Después de dudar durante varios días, acabó hablando con Lu y le rogó que interviniera en favor de Sun Huirong.
– Su madre ya vino a verme -dijo él-, ha abortado en el hospital del distrito. Su madre la ha acompañado, ahora el asunto está zanjado, no te preocupes.
– El problema es que ella todavía no era mayor… -empezó a explicar.
– ¡No te metas en esta historia! -le interrumpió Lu, con un tono muy severo-. Las relaciones entre las personas del campo se basan en los lazos de parentesco y son muy complejos. Tú eres de fuera, ¿quieres continuar aquí?

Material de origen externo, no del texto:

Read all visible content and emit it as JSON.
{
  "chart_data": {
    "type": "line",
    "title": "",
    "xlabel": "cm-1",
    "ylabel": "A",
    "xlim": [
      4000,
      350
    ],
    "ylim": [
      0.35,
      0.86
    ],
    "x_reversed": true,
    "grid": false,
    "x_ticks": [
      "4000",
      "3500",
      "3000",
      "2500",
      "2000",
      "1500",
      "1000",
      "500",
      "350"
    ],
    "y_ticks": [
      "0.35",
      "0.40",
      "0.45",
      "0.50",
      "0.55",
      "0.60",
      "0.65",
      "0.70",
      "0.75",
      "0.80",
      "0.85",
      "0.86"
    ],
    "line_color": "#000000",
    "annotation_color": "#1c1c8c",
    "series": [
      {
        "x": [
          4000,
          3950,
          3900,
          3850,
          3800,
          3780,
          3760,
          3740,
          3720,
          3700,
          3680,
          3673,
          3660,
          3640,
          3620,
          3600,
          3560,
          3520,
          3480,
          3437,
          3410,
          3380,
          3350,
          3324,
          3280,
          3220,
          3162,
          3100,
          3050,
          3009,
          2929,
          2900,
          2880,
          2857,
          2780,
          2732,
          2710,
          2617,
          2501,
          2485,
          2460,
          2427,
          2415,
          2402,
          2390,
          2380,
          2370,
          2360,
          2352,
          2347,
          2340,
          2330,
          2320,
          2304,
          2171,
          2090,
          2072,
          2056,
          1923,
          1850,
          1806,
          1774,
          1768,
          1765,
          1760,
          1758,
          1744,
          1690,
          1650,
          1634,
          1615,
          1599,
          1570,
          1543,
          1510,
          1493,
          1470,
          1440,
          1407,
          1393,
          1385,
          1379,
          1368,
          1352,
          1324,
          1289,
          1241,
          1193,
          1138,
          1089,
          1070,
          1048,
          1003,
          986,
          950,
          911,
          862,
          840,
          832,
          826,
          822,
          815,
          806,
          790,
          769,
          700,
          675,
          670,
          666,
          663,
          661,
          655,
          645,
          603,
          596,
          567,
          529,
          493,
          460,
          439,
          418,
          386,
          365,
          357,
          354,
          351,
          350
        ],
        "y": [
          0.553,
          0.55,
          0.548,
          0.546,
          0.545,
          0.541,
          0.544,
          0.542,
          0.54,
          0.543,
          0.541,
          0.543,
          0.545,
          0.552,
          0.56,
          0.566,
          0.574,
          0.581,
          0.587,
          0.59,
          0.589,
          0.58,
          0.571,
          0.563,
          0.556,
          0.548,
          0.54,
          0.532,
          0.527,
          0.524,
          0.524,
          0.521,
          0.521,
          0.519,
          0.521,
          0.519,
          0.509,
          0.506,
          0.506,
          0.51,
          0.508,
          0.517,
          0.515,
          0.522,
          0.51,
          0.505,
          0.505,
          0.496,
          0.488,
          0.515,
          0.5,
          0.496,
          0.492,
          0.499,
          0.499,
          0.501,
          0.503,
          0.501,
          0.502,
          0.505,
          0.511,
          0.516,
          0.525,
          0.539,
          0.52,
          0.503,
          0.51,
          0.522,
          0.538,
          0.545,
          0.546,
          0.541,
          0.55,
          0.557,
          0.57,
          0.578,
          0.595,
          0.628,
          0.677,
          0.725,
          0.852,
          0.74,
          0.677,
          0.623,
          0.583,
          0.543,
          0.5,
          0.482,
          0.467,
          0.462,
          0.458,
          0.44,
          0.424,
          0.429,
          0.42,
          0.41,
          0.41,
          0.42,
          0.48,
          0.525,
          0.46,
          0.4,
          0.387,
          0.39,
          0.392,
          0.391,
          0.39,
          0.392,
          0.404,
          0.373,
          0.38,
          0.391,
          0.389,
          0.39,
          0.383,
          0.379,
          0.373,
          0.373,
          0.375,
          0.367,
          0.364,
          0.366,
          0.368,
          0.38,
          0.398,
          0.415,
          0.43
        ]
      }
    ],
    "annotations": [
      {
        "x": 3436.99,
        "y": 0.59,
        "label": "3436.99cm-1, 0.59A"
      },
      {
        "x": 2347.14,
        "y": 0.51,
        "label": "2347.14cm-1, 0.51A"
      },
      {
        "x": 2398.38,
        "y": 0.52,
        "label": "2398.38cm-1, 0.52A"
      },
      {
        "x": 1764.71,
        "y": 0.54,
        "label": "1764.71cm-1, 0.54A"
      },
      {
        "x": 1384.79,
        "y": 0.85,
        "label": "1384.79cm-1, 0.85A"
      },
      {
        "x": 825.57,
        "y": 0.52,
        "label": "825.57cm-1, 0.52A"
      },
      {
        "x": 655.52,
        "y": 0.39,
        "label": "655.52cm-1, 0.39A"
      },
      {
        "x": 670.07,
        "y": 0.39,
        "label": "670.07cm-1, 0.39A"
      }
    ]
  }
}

No supo qué responder, antes de entender que él mismo sólo vivía gracias a la protección de Lu.
– Ya me he ocupado de todo, la he enviado a otra comuna, y cuando las cosas se calmen, dentro de unos meses o de un año, le daremos otra nueva oportunidad de trabajar. Su madre está de acuerdo.
¿Qué podía decir? Todo es transacción. De generación en generación, las personas se metían hasta el fondo en ese lodo, ¿qué se podía hacer? De todos modos, lo habían admitido para esperar tranquilamente, aunque había comprendido que seguiría siendo un extraño durante toda su vida.